Scientific classification
- Kingdom: Plantae
- Clade: Tracheophytes
- Clade: Angiosperms
- Clade: Eudicots
- Clade: Rosids
- Order: Malvales
- Family: Malvaceae
- Genus: Lasiopetalum
- Species: L. maxwellii
- Binomial name: Lasiopetalum maxwellii F.Muell.

= Lasiopetalum maxwellii =

- Genus: Lasiopetalum
- Species: maxwellii
- Authority: F.Muell.
- Conservation status: P2

Species of shrub

Lasiopetalum maxwellii is a species of flowering plant in the family Malvaceae and is endemic to the south coast Western Australia.
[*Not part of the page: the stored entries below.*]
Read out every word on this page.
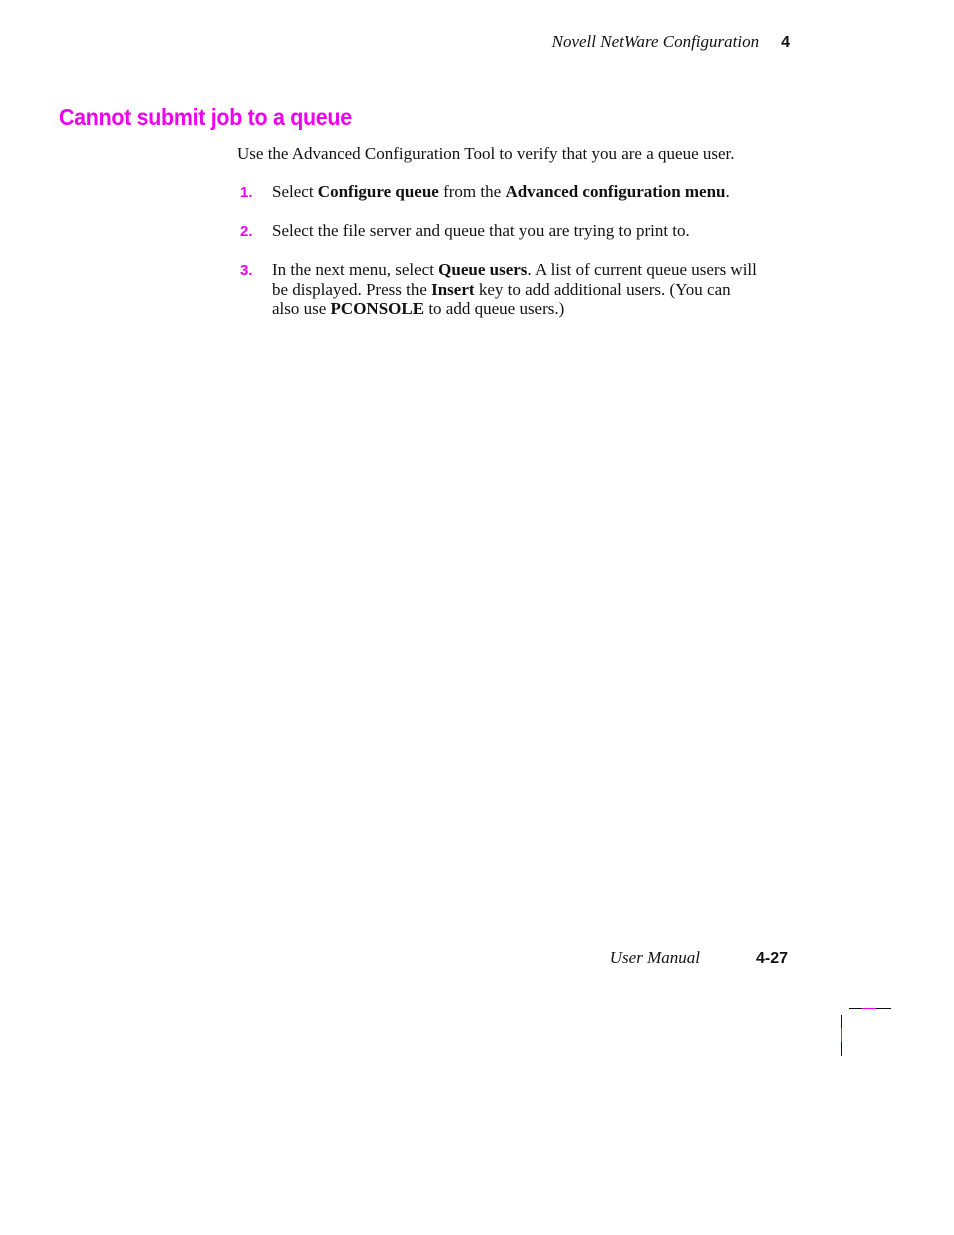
Novell NetWare Configuration 4
Cannot submit job to a queue

Use the Advanced Configuration Tool to verify that you are a queue user.

1.	Select Configure queue from the Advanced configuration menu.
2.	Select the file server and queue that you are trying to print to.
3.	In the next menu, select Queue users. A list of current queue users will be displayed. Press the Insert key to add additional users. (You can also use PCONSOLE to add queue users.)
User Manual	4-27
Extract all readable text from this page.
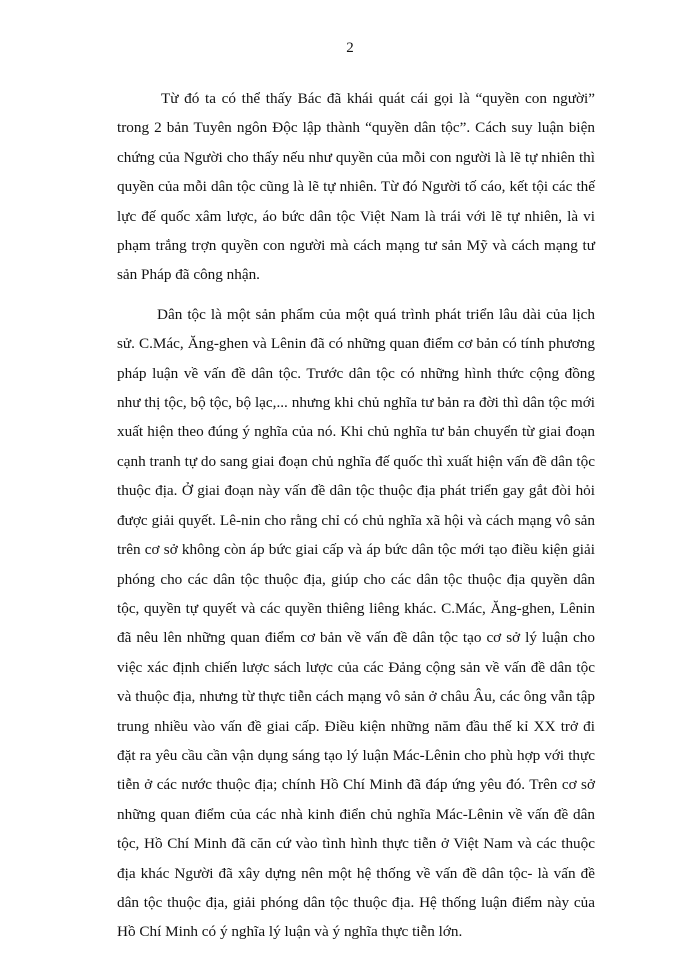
2

Từ đó ta có thể thấy Bác đã khái quát cái gọi là “quyền con người” trong 2 bản Tuyên ngôn Độc lập thành “quyền dân tộc”. Cách suy luận biện chứng của Người cho thấy nếu như quyền của mỗi con người là lẽ tự nhiên thì quyền của mỗi dân tộc cũng là lẽ tự nhiên. Từ đó Người tố cáo, kết tội các thế lực đế quốc xâm lược, áo bức dân tộc Việt Nam là trái với lẽ tự nhiên, là vi phạm trắng trợn quyền con người mà cách mạng tư sản Mỹ và cách mạng tư sản Pháp đã công nhận.

Dân tộc là một sản phẩm của một quá trình phát triển lâu dài của lịch sử. C.Mác, Ăng-ghen và Lênin đã có những quan điểm cơ bản có tính phương pháp luận về vấn đề dân tộc. Trước dân tộc có những hình thức cộng đồng như thị tộc, bộ tộc, bộ lạc,... nhưng khi chủ nghĩa tư bản ra đời thì dân tộc mới xuất hiện theo đúng ý nghĩa của nó. Khi chủ nghĩa tư bản chuyển từ giai đoạn cạnh tranh tự do sang giai đoạn chủ nghĩa đế quốc thì xuất hiện vấn đề dân tộc thuộc địa. Ở giai đoạn này vấn đề dân tộc thuộc địa phát triển gay gắt đòi hỏi được giải quyết. Lê-nin cho rằng chỉ có chủ nghĩa xã hội và cách mạng vô sản trên cơ sở không còn áp bức giai cấp và áp bức dân tộc mới tạo điều kiện giải phóng cho các dân tộc thuộc địa, giúp cho các dân tộc thuộc địa quyền dân tộc, quyền tự quyết và các quyền thiêng liêng khác. C.Mác, Ăng-ghen, Lênin đã nêu lên những quan điểm cơ bản về vấn đề dân tộc tạo cơ sở lý luận cho việc xác định chiến lược sách lược của các Đảng cộng sản về vấn đề dân tộc và thuộc địa, nhưng từ thực tiễn cách mạng vô sản ở châu Âu, các ông vẫn tập trung nhiều vào vấn đề giai cấp. Điều kiện những năm đầu thế kỉ XX trở đi đặt ra yêu cầu cần vận dụng sáng tạo lý luận Mác-Lênin cho phù hợp với thực tiễn ở các nước thuộc địa; chính Hồ Chí Minh đã đáp ứng yêu đó. Trên cơ sở những quan điểm của các nhà kinh điển chủ nghĩa Mác-Lênin về vấn đề dân tộc, Hồ Chí Minh đã căn cứ vào tình hình thực tiễn ở Việt Nam và các thuộc địa khác Người đã xây dựng nên một hệ thống về vấn đề dân tộc- là vấn đề dân tộc thuộc địa, giải phóng dân tộc thuộc địa. Hệ thống luận điểm này của Hồ Chí Minh có ý nghĩa lý luận và ý nghĩa thực tiễn lớn.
It is a sprawling shrub with hairy young stems, lance-shaped to oblong leaves and white to cream-coloured flowers.

==Description==
Lasiopetalum maxwellii is a sprawling shrub that typically grows to a height of 25–60 cm and has hairy stems. The leaves are lance-shaped to oblong, 30–80 mm long and 7–25 mm wide and covered with star-shaped hairs. The flowers are borne in loose groups, each flower on a pedicel 1.2–3.0 mm long with bracteoles 2–3 mm long below the base of the sepals. The sepals are cream-coloured or white, 5–6 mm long and the petals reduced to small scales or absent. The anthers are 1.4–2.0 mm long on a filament 0.5–0.7 mm long. Flowering mainly occurs from September to January.

==Taxonomy==
Lasiopetalum maxwellii was first formally described in 1881 by Ferdinand von Mueller in his Fragmenta Phytographiae Australiae from specimens collected by George Maxwell. The specific epithet (maxwellii) honours the collector of the type specimens.

==Distribution and habitat==
This lasiopetalum grows on sandy soils of granitic slopes in near-coastal areas of the Esperance Plains biogeographic area of southern Western Australia.